Prof. Dr. Baskın Oran Türkiye’de düşünce ve ifade özgürlüğü sorununun sadece devletten kaynaklı olmadığını, toplumun da bu konuya duyarsız yaklaştığını söyledi.
Oran, Türkiye’nin Lozan Antlaşmasına uymadığını vurgulayarak, “Soya dayalı varolan üst kimlik toplumu parçalayarak insanları mecburi vatandaş kılmakta. Bu da bir çok problemi ve huzursuzluğu beraberinde getirmektedir” diye konuştu.
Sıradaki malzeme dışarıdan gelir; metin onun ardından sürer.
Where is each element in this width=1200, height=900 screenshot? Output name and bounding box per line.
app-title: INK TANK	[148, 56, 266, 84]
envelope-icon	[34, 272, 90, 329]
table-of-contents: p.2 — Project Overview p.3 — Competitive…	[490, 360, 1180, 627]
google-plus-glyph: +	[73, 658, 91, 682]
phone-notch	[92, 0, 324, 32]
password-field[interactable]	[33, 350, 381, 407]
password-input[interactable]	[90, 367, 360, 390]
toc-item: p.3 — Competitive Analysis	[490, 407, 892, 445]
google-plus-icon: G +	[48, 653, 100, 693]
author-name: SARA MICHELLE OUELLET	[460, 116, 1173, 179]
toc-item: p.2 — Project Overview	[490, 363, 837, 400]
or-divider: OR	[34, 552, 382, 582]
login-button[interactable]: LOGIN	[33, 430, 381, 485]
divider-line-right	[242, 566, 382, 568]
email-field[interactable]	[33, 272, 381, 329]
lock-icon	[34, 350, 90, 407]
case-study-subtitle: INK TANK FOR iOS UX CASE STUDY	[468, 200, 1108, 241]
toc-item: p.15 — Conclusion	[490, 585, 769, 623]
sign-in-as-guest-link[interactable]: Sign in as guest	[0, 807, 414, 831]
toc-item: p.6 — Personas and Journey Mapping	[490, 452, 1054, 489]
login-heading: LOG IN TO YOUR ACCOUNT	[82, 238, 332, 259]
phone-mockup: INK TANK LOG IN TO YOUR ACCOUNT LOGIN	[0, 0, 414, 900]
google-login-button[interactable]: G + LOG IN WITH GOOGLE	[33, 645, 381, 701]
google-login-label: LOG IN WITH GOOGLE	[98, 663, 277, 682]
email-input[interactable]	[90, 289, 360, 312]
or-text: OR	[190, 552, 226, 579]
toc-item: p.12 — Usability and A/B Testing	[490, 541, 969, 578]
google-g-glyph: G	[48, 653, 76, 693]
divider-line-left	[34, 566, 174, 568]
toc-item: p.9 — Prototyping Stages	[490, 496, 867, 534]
Oran, Türkiye vatandaşlığı üst kimliğinin soya değil de toprağa, coğrafyaya dayalı Türkiye’li kimligi olması gerektiğini de sözlerine ekledi.
“KUVVETLER AYIRIMI YOK”
Prof. Dr.İbrahim Kaboğlu da, başkanı olduğu İnsan Hakları Danışma Kurulu’nun 2003’de kurulduğun günümüze yaşadığı sıkıntıları annlatarak “Şekli olarak kurudu. Şimdiye kadar hükümet bir kez danıştı. Raporlar askıya alınarak kurum işlevsiz kılındı” dedi.
Turkiye’de yüzde 10 secim barajinin adil olmadığını vurgulayan Kaboglu, ciddi bir sivil yargı ve askeri yargı ayırımı sorunu olduğu ve Türkiye’de kuvvetler ayrımının söz konusu olmadığını öne sürdü.
“AİHM’E BAŞVURULAR BİTMİYOR”
Kerim Yıldız ise Türkiye’de işkence ve ifade özgürlüğünde hala ciddi yetersizliklerin olduğunu ve hala son günlere kadar da ifade özgürlüğü olmadığı için Avrupa İnsan Hakları Mahkemesi’ne (AİHM) başvuruların sürdüğünü söyledi.
İşkencenin devlet politikası olduğunu öne süren Yıldız, Kürt sorununun adının konulmasından bile çekinildiğini sözlerine ekledi.